A Philosophical Enquiry into the Origin of Our Ideas of the Sublime and Beautiful Summary

A Philosophical Enquiry into the Origin of Our Ideas of the Sublime and Beautiful Summary

Burke begins with a description of how engaged one must be to discover something new and a depiction of the characteristics of an interested person as fundamentally childlike. This sets up his study of aesthetics because he writes about things that would ordinarily not be noticed by people focused on the tasks they must complete.

He then turns to the concepts of pain and pleasure. These are innate to the human experience and have the capacity to guide one's direction awareness. From a state of pleasure, one can fully notice images and use sensory information freely; this experience is different from that of the removal of pain or the lack thereof. Burke uses a depiction of someone who undergoes pain but escapes in the Iliad to show how the combination of elation and remaining hurt does not result in the lasting pleasure that he first upholds to exist.

Burke recognizes that the removal of pain has its own sensation, which he labels delight. Having defined this, Burke seeks to characterize the end of pleasure. He trifurcates this into indifference, disappointment, and grief. Grief occurs when the pleasure is forever lost, disappointment occurs when the pleasure ends without warning, and indifference occurs when the pleasure tapers off over a long and suitable period of time.

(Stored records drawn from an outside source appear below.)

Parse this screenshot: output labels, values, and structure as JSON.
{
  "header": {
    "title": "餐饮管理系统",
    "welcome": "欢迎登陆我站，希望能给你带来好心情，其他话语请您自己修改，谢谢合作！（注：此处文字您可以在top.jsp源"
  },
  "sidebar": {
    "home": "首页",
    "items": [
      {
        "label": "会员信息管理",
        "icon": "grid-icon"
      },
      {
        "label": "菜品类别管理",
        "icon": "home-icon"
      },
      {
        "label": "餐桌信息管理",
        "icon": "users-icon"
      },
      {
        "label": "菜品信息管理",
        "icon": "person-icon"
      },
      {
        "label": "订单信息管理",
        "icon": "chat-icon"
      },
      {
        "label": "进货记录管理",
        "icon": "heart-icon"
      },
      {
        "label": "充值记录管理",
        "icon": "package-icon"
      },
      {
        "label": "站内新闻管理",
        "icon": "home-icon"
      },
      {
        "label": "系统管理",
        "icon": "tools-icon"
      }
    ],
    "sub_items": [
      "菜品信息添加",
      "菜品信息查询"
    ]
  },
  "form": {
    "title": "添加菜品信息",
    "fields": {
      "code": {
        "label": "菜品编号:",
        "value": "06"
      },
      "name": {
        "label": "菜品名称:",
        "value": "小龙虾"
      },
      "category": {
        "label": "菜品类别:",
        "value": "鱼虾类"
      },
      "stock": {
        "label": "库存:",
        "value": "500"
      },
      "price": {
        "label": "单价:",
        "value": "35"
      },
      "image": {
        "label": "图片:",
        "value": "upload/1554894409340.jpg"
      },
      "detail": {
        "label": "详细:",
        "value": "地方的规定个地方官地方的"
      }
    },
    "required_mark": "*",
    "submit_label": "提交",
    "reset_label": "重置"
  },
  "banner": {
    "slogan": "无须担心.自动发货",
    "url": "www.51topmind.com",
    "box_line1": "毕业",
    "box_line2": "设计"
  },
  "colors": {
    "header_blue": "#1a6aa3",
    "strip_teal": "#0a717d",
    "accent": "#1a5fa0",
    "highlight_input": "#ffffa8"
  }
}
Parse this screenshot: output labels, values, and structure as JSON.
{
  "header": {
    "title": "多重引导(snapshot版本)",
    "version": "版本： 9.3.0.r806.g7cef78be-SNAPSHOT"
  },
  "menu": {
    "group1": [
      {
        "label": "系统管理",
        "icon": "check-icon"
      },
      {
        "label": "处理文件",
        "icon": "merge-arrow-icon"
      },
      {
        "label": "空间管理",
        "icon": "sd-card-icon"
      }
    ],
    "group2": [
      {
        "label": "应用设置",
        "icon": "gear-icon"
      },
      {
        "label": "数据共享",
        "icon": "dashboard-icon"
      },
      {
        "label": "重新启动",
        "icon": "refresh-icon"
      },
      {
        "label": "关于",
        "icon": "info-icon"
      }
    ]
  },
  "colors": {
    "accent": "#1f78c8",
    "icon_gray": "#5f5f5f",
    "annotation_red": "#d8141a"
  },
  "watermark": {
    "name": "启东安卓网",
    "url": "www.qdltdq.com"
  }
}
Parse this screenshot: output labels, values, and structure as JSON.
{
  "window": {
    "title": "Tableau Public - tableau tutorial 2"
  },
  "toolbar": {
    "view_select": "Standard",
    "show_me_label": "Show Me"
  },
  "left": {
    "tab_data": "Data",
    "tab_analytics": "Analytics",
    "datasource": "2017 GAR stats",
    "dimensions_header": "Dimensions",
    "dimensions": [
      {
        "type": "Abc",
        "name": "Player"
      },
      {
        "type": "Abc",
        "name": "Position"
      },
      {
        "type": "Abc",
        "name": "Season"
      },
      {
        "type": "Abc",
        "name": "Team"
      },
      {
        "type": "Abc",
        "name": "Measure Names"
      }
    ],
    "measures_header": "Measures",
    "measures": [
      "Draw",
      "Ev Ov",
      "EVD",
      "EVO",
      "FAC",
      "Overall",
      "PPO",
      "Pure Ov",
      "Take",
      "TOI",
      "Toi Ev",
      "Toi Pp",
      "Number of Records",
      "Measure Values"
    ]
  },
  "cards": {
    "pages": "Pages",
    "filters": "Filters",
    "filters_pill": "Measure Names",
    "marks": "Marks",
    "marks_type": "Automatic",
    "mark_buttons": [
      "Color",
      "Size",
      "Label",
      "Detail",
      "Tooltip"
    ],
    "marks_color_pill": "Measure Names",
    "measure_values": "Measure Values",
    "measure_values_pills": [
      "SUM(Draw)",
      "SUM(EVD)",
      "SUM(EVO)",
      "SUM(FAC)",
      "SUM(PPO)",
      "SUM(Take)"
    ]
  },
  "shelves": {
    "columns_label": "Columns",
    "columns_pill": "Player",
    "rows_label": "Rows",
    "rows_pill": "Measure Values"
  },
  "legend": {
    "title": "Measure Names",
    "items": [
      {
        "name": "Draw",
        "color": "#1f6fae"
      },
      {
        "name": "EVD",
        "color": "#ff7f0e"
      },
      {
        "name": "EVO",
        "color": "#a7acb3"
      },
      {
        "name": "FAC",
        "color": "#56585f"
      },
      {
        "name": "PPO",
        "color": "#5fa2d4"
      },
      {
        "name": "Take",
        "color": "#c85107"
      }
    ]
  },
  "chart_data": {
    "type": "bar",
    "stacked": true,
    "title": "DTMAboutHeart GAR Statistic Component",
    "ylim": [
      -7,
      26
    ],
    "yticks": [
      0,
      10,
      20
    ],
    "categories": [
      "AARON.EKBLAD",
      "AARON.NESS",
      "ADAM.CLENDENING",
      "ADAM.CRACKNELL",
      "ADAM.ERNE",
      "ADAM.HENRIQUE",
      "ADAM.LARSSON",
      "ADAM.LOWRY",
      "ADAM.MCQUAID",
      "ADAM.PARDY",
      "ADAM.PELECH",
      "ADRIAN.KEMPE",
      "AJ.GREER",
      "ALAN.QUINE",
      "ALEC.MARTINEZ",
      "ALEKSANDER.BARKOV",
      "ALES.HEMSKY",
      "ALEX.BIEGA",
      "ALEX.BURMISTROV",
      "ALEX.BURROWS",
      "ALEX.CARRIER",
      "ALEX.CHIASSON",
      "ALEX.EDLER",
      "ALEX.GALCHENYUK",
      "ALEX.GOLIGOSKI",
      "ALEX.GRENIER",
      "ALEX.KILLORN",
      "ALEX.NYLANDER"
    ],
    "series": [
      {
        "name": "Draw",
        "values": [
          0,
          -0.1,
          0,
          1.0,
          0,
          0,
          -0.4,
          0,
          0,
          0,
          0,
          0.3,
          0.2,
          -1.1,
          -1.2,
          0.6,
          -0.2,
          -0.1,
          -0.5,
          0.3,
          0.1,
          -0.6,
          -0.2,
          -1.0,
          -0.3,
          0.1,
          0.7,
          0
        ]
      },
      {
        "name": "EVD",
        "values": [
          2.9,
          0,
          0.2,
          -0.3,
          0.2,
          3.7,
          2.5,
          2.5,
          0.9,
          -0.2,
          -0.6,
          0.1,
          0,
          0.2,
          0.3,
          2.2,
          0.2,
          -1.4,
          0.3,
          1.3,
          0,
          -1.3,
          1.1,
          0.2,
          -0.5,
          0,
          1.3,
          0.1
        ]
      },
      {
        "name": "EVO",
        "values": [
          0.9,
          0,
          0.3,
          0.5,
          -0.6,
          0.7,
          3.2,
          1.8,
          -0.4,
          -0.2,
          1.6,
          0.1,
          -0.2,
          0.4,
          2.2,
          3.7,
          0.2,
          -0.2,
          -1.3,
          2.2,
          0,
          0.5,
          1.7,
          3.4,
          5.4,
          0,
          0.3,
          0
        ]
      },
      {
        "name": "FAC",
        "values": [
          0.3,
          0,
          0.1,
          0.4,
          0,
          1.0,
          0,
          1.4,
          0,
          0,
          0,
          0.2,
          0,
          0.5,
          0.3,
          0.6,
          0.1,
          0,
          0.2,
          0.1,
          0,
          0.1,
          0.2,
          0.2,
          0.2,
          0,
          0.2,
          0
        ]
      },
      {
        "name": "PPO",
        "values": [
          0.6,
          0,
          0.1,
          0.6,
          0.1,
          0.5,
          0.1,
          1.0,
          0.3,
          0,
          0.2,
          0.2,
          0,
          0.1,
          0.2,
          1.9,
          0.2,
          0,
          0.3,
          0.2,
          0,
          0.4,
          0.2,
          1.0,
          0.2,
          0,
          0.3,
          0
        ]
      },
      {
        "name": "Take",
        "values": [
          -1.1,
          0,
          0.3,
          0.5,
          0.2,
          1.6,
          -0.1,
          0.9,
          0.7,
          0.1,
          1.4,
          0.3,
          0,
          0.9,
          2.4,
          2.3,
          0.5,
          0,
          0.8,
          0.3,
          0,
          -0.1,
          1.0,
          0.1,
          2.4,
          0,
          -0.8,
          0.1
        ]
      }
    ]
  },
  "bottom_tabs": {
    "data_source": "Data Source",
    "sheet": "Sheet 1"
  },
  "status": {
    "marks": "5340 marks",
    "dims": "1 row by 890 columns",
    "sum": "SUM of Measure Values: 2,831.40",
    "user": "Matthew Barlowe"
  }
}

The details seen thus far have been within the self, and Burke next turns to the external forces on behavior and sentiment. These are self-preservation, which concerns itself with the basic needs of a human, and those of society, which concerns itself with attention and similarity in sight.

Much of passion cannot be predicted; because of this lack of preparatory knowledge, Burke presents the full power of surprise as comprised of astonishment and horror, which are not independent from one another. He shows how fear arrests individuals from acting at all and how terror largely rests in the presentation of an object, such as animals.